The “many eyes” (5 and more eyes) and law enforcers use information from the advertising ecosystem as a cheap and easy way of tracking individual users across multiple devices, locations and accounts. The adoption of these new tools does not come as a surprise given their low cost compared to other forms of surveillance. And seems to also be a response to public and political pressure to investigate crimes online, especially when after a high profile crime, journalists unearth social media profiles full of warning signs.
Law enforcement uses social media in many ways, including:
Browsing social media
Creating accounts for sharing information with law enforcement
Obtaining information from social media companies
Creating fake profiles and personas
Commonly used data mining techniques are:
Entity extraction to automatically identify people, organisations, vehicles and personal details in unstructured data such as police reports.

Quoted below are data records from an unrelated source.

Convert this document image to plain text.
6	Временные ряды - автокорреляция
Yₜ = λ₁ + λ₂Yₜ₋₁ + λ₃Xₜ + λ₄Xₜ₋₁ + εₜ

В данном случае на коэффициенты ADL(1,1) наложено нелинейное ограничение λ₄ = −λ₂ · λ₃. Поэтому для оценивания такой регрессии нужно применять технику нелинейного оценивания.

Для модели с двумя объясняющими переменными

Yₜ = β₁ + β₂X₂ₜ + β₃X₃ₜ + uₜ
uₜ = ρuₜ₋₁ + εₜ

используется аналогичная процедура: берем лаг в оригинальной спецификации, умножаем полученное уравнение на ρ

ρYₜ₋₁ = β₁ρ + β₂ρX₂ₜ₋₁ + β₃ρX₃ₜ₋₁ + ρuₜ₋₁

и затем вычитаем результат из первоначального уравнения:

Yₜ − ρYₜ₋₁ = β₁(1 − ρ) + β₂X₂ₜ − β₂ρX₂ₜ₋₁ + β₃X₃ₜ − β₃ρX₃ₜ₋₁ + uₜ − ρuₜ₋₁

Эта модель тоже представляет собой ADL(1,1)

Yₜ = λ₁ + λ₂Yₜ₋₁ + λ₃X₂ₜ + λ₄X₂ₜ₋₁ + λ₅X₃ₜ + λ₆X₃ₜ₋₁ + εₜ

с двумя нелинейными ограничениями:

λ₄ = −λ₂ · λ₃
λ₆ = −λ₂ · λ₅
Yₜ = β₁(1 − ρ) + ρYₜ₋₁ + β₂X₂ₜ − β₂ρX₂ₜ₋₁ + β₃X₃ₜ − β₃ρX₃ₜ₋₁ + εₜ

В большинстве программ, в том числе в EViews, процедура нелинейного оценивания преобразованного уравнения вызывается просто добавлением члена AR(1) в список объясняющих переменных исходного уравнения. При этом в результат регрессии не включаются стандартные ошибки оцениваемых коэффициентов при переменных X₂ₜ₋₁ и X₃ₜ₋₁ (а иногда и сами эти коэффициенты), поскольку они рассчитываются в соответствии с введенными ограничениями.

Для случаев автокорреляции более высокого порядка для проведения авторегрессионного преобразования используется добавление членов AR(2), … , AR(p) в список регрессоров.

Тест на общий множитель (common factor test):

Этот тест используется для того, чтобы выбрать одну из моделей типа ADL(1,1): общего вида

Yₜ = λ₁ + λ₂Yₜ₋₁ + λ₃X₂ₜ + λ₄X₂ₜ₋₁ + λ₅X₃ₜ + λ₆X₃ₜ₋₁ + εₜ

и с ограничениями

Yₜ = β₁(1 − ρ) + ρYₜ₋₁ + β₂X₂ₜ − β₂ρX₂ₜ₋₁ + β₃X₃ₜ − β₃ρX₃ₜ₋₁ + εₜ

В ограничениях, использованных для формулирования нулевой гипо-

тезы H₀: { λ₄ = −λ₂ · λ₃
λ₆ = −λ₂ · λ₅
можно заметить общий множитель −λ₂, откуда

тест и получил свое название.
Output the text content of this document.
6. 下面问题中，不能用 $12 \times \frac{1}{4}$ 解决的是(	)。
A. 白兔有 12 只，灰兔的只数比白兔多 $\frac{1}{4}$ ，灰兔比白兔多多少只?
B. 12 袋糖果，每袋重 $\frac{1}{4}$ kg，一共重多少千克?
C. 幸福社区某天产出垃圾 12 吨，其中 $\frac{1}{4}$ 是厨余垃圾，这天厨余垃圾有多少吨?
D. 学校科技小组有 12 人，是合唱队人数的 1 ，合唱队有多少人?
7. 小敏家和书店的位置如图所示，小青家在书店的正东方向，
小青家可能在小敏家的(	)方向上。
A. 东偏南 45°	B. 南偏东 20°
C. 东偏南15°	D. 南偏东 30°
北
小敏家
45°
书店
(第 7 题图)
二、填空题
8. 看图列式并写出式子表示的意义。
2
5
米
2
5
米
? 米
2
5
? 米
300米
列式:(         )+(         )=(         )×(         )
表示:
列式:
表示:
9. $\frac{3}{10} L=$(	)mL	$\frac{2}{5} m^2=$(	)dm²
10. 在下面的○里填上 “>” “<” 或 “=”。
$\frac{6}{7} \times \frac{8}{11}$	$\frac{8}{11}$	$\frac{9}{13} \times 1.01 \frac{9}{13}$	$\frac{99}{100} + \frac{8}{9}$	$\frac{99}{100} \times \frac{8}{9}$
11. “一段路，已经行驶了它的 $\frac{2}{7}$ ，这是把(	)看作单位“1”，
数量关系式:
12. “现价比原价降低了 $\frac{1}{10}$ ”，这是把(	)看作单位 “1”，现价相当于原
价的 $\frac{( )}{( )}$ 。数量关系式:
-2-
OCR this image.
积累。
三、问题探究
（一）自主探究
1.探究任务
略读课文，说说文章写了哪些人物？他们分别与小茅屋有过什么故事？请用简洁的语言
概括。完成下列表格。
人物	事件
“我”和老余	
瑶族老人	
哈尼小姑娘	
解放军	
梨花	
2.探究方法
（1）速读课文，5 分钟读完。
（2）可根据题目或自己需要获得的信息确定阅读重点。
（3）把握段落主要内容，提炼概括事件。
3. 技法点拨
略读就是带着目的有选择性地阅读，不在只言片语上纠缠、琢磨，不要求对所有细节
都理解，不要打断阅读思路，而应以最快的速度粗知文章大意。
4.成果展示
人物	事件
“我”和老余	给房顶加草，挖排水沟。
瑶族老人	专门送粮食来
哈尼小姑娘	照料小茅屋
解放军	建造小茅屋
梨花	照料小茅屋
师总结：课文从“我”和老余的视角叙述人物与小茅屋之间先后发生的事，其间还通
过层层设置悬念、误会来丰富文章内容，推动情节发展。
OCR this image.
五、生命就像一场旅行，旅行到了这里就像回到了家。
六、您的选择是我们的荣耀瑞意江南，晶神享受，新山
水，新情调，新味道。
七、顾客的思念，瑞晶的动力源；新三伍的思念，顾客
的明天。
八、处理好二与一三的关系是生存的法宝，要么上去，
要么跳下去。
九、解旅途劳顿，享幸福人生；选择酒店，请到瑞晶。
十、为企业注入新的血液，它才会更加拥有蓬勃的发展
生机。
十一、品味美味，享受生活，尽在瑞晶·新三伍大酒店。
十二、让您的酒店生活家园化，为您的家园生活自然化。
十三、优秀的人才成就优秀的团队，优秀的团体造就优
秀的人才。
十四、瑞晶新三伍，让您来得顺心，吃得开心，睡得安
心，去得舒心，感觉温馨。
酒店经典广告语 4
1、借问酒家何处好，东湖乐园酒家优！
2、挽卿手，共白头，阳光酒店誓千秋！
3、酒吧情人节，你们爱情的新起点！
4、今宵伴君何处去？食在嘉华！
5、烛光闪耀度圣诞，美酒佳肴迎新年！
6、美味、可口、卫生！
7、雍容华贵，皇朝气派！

Even if entity extraction provides only basic information, it can be used as auxiliary information to accelerate the investigation by rapidly providing precise details from large amounts of unstructured data (from social media such as Instagram, Facebook, and Twitter, a structural de-anonymisation attack leading to identity disclosure and link disclosures. This also means activity of particular people can be monitored, a content disclosure threat, see the last point in this list).
Clustering techniques that are used to group similar characteristics together in classes in order to gain intelligence by maximizing or minimizing similarities; for example, to identify suspects or criminal groups conducting crimes in similar ways. Clustering techniques can be applied to discover criminal relations by cross-referencing entities in criminal records.
Association rules are used to discover recurring items in databases in order to create pattern rules and detect potential future events. For example, sequential pattern mining as an association rule is useful to identify sequences or recurring item in order to define patterns and prevent attacks, in network security.
Classification for analysing unstructured data to discover common properties among criminal entities. It has been used together with inferential statistics techniques to predict crime trends. This technique can dramatically narrow down different criminal entities and organise them into predefined classes.
String comparison is used to reveal deceptive information in criminal records by comparing structured text fields. This requires highly intensive computational capabilities.
Text mining techniques were considered to be the next step in the evolution of data mining and criminal intelligence technologies in 2016.
Law enforcement agencies (and intelligence agencies) claim that this is an inexpensive strategy with little impact on people’s privacy because it relies only on so-called publicly available information. A tweet is considered not private because, by its nature, you cannot control its audience. Does that automatically make it public, or within the space of the police? Both Evanna Hu and Millie Graham Wood make a case by saying that social media do not easily fit into either the category of public or private and argue that it is instead a pseudo-private space, where there is an expectation of privacy from the state.